Hope it has not been a too complex explanation. It is not easy in a single paragraph. But let me go further. Kolkata has a DNA. A specific Metro-Matrix chart. An acupuncture chart that would allow Kolkata to work and expand in a rational and sustainable way. Do the Kolkata Authorities and professionals know it? May be they should.
Here it is: http://www.pedrobortiz.com/display-articles/listforcity/city/197
4. Is there any ‘magic formula’ for improving ‘quality of life’ in metro cities or depends on the diverse parameters varying from one country to the other?
Yes, there is a “Magic Formula”: It is called Collective Intelligence.
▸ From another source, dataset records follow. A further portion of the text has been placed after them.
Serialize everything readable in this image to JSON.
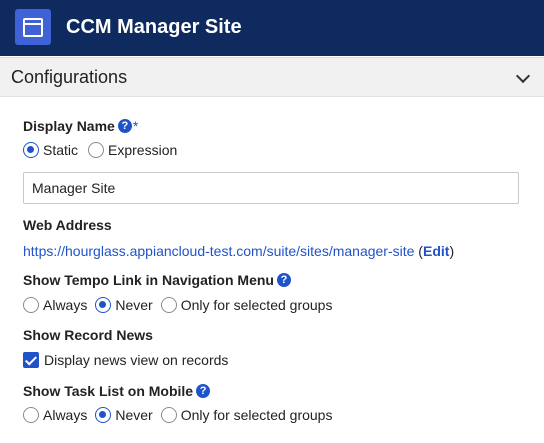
{
  "header": {
    "title": "CCM Manager Site"
  },
  "section": {
    "title": "Configurations"
  },
  "display_name": {
    "label": "Display Name",
    "help": "?",
    "required_mark": "*",
    "options": [
      "Static",
      "Expression"
    ],
    "selected": "Static",
    "value": "Manager Site"
  },
  "web_address": {
    "label": "Web Address",
    "url": "https://hourglass.appiancloud-test.com/suite/sites/manager-site",
    "open_paren": " (",
    "edit_label": "Edit",
    "close_paren": ")"
  },
  "tempo_link": {
    "label": "Show Tempo Link in Navigation Menu",
    "help": "?",
    "options": [
      "Always",
      "Never",
      "Only for selected groups"
    ],
    "selected": "Never"
  },
  "record_news": {
    "label": "Show Record News",
    "checkbox_label": "Display news view on records",
    "checked": true
  },
  "task_list": {
    "label": "Show Task List on Mobile",
    "help": "?",
    "options": [
      "Always",
      "Never",
      "Only for selected groups"
    ],
    "selected": "Never"
  },
  "colors": {
    "header_bg": "#0e2a5e",
    "accent": "#2053c9",
    "icon_bg": "#3f63d6"
  },
  "icons": {
    "app": "window-icon",
    "collapse": "chevron-down-icon",
    "help": "help-circle-icon"
  }
}
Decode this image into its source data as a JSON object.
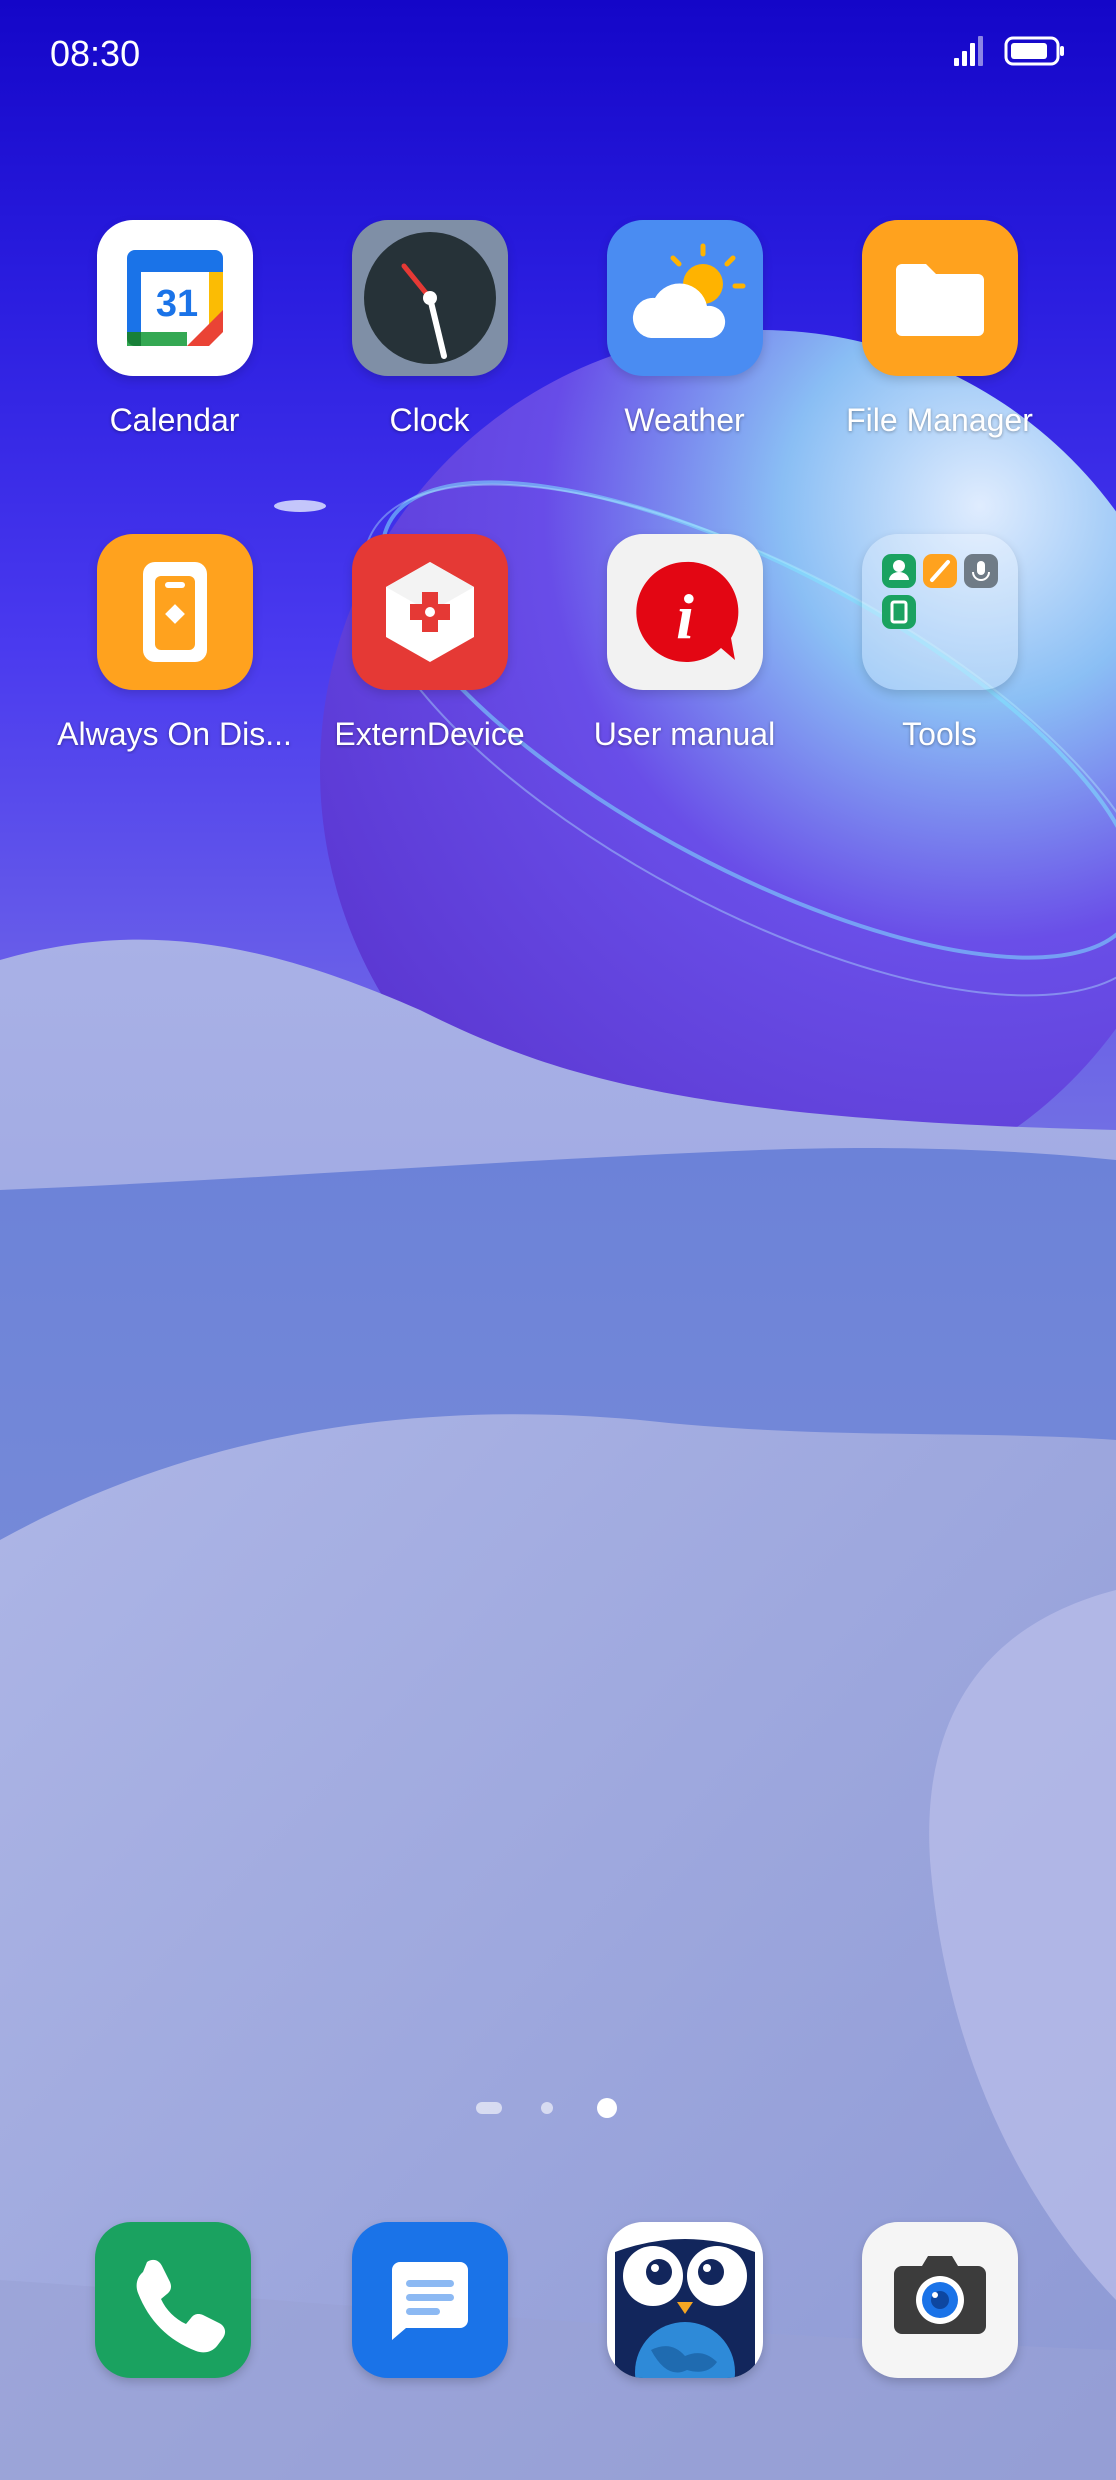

It is the capacity of a set of intelligent individuals to work together intelligently instead of working the ones against the others cheating lying and pursuing their own interest thorough unethical or criminal (corrupt) ways.
Collective intelligence is not only the leaders when they interact that have to have it. It is mainly the population which in fact is the one that elects the leaders. In a democracy we all have the leaders we deserve. Don’t blame the leaders. Blame ourselves.
How to develop collective intelligence? If you want to read a bit more go into this paper and look for the paragraphs that define it and describe their workings: http://www.pedrobortiz.com/display-articles/listforcity/city/299
Let me say however that there are metropolises (and countries) that have collective intelligence and others that don’t. The difference? The capacity to make the right metropolitan decision in the shortest time. If you make that decision in 3 or 4 years, you have it. If you take 20 years (or never do) You haven’t.
5. What has to be the basic approach to cater for basic affordable housing for poorest of the poor in the third world rising economies?
Some people do not need help to buy a house. Some do. Those that do have different needs and capacities.
You have to define, detect and group those that:
- have just slight need for help (financial), from those that
- Have more need for help (land), from those
- that really cannot afford anything they need full help (land and construction)
This is called “structuring the demand”.
Then you calculate how much help will each group need and how are you going to provide it. I must say that public budgets, if well managed can provide for such housing policies. I am going to give you an example: In Sudan housing can be provided for every one just with 5% of the national oil income. Thus, if people do not have housing in Sudan, it is not because they cannot, it is because the Government doesn’t want.
Which is the case for Kolkata, West Bengal and India? I do not know the figures but I am sure a more efficient results can be achieved. This is not an issue that can be solved at municipal level. It is a State or national issue. Does West Bengal want to address the issue seriously? I am sure it can.